We've conducted an extensive exploration of microservices architecture—understanding not just what it is, but the profound network and operational implications of distributing application components across services. Let's consolidate the essential insights:
| Aspect | Monolithic | Microservices |
|---|---|---|
| Deployment | Single artifact | Many independent services |
| Scaling | Uniform | Per-service |
| Internal Communication | In-process | Network-based |
| Data Management | Shared database | Database per service |
| Technology Stack | Uniform | Polyglot |
| Team Structure | Feature teams in shared codebase | Service-owning teams |
| Operational Complexity | Lower | Higher |
| Failure Modes | Binary (works/fails) | Partial failures |
When to Choose Microservices:
✅ Large organizations with multiple autonomous teams ✅ Need for independent scaling of specific components ✅ Polyglot requirements (different services suit different technologies) ✅ Complex domains benefiting from bounded context isolation ✅ High availability requirements with graceful degradation
When to Avoid Microservices:
❌ Small teams (fewer than 10-15 engineers) ❌ Early-stage products with unclear requirements ❌ Simple domains without complex scaling needs ❌ Organizations without DevOps maturity ❌ When distributed system expertise is lacking
Transition to Web Applications:
With our understanding of both monolithic and microservices architectures complete, we'll next explore web applications—examining how these architectural patterns manifest in the specific context of HTTP-based applications serving browsers and providing APIs.

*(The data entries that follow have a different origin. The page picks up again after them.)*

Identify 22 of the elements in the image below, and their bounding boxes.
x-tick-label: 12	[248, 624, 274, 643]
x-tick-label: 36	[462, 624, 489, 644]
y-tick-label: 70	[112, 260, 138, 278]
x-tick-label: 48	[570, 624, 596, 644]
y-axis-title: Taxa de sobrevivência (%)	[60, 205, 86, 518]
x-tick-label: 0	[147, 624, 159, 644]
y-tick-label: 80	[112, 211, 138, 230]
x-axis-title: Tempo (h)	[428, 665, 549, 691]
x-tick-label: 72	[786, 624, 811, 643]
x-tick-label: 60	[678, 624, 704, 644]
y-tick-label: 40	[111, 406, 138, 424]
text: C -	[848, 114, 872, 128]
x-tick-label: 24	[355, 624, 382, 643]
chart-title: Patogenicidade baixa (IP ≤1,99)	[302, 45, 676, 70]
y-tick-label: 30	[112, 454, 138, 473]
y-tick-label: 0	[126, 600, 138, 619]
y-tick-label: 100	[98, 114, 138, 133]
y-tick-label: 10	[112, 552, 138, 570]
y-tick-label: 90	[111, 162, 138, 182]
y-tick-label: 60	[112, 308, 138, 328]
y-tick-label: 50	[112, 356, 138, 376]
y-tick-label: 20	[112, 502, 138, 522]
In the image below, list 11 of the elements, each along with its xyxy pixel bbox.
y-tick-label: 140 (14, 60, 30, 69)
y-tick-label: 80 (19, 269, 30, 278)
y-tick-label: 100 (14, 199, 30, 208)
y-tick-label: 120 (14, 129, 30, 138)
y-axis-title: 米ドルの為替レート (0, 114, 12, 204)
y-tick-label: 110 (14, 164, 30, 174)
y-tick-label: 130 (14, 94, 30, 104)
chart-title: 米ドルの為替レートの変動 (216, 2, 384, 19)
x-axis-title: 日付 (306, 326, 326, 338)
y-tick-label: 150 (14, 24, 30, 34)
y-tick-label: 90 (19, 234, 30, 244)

You now possess comprehensive knowledge of microservices architecture from a computer networks perspective—understanding not just the conceptual model but the network protocols, infrastructure requirements, and operational patterns that make distributed systems work. This knowledge is essential for designing, building, and operating modern application layer systems.